The recent blogpost by my colleague Jordan Ballor discusses an op-ed written by law professor Stanley Fish. I am more familiar with Stanley Fish from his days as a literary theorist, and perhaps a quick review of a younger Fish will contribute to the conversation.

Fish is known for, among other things, an idea of literary interpretation he called ‘interpretive communities’ that suggests meaning is not found in the author, nor in the reader, but in the community in which the text is received. His famous illustration of this theory is as follows: He once left a list of names of literary theorists on the board of his classroom, told the class it was a medieval poem, and asked them to interpret it. Of course the duped and eager students developed a wide array of convincing interpretations, thus illustrating the power of the interpretive community.
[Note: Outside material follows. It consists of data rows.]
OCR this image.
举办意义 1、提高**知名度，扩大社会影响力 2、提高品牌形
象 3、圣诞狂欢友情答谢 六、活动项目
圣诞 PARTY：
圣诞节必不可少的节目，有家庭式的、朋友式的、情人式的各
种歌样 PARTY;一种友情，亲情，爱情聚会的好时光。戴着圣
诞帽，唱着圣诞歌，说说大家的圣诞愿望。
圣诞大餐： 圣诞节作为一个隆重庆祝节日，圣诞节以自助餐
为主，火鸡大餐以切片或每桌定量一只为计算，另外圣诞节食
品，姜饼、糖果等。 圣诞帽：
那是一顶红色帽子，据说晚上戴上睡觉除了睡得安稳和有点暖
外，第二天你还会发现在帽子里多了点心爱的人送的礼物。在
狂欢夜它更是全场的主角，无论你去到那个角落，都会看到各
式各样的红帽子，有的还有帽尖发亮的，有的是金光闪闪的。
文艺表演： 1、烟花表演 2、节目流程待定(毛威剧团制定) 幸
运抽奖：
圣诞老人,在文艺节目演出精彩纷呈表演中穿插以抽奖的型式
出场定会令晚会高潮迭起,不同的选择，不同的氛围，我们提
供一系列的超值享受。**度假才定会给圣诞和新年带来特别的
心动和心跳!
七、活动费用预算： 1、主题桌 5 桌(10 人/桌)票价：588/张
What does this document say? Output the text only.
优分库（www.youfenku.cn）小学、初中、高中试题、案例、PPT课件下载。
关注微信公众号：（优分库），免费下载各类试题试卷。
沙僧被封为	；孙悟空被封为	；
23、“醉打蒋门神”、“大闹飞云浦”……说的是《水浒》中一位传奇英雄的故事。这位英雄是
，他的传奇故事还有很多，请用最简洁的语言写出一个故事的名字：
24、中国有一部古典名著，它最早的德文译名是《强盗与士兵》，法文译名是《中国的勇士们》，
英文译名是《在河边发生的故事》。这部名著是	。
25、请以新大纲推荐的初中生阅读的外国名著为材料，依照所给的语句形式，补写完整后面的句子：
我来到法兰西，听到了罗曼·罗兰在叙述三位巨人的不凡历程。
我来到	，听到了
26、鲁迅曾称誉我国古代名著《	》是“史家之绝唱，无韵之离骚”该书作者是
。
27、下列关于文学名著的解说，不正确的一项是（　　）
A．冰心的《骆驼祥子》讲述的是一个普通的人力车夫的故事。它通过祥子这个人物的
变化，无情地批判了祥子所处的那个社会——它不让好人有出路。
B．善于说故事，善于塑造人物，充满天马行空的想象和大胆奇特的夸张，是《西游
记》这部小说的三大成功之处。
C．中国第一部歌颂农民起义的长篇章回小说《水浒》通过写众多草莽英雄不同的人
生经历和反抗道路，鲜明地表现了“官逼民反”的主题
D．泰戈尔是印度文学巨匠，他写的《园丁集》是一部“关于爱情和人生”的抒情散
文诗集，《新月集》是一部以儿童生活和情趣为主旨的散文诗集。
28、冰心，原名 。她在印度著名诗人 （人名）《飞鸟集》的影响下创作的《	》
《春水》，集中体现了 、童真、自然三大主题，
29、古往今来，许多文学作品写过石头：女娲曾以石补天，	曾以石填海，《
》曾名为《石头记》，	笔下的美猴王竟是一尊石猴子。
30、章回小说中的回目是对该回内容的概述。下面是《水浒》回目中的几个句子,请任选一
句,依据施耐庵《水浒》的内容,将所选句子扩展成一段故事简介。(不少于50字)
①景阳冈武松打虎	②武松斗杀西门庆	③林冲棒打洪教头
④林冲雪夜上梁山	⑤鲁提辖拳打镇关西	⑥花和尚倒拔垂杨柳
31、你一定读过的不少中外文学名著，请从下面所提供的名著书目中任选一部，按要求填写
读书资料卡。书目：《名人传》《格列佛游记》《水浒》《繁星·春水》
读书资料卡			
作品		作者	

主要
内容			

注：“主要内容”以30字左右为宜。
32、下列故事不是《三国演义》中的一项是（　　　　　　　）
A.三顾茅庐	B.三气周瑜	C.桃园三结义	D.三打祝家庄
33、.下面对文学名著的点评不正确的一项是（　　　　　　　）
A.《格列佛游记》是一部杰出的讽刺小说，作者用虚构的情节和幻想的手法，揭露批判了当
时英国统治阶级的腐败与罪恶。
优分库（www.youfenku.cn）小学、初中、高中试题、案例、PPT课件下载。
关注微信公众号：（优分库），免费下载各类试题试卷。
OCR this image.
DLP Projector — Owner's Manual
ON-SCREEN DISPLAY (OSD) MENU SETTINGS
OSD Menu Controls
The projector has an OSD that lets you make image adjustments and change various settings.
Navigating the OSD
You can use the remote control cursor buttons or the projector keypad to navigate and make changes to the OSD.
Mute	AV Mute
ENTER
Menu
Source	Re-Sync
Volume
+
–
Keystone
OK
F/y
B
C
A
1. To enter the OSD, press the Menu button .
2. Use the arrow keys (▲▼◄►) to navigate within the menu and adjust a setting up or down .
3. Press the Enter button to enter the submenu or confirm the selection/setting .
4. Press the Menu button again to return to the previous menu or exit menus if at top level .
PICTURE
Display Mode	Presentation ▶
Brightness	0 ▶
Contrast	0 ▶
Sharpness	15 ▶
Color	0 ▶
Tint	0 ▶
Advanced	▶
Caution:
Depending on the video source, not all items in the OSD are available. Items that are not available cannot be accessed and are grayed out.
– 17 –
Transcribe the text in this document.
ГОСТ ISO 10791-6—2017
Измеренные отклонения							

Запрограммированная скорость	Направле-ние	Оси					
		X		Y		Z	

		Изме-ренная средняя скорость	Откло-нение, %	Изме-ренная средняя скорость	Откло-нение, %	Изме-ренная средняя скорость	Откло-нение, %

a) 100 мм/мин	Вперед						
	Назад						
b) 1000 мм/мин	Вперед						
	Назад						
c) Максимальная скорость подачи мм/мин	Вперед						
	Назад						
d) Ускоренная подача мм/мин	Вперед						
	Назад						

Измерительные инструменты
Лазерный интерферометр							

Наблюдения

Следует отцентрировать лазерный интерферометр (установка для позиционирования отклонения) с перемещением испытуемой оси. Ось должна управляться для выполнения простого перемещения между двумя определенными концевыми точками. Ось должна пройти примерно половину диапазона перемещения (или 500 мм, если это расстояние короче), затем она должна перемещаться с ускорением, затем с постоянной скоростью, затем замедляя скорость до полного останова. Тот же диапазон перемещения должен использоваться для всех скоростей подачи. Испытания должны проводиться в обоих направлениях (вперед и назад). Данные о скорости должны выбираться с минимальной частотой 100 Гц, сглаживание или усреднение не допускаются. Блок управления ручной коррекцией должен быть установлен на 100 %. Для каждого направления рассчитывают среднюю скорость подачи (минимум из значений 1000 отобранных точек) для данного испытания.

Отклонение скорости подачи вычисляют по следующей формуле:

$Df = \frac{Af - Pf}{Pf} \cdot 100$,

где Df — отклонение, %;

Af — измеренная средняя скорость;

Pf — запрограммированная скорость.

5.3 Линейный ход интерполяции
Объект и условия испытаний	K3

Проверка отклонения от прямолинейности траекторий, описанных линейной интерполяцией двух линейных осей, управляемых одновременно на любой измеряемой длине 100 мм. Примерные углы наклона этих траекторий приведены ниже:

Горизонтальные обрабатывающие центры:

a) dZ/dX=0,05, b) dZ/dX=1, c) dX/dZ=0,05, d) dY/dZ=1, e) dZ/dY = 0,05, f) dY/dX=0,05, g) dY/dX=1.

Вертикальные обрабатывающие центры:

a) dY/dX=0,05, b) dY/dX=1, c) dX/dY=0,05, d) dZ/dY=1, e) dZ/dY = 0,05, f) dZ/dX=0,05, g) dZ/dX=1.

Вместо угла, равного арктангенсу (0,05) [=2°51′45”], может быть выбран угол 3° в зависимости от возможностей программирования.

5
So you can image my mild surprise when I read Fish endorsing ‘authorial intent’ in opposition to what in literary circles is known best as Formalism, the idea that “the text itself” contains the meaning. Of course, the modernist and post-modernist theorists have shared a strong aversion to “the text itself” theories. But I think it is a mistake to suggest that simply because the Mods and Postmods attacked both Formalism and Realism, anyone who attacks Literary Formalism is attacking Realism. There are other theories and theorists who would not (properly speaking) align themselves with staunchly relativistic theories and yet would take issue with Formalism (a phenomenologist such as Wolfgang Iser I think would be one of them.)

How does this relate to the larger question of Constitutional Interpretation? To deny ‘textualism’ is not necessarily to suggest that meaning is subjective in the author, the reader, or the interpretive community. Denying textualism is not necessarily to deny objective reality. One can question textualism and maintain absolutism. What allows for this is the fact that all language, especially in a publicly crafted document like our Constitution, is in some sense ‘corporate’ (the etymological connection between ‘communication’ and ‘communion’ speaks volumes on this point, I think).

As far as we humans are concerned, there is always an element of mystery in language, in the Word. To my knowledge, there is only one who can express an icon of meaning so perfectly as to unite the Utterance with its Reality. All (human) language is at best an attempt at meaning, a part of meaning, and never the last word.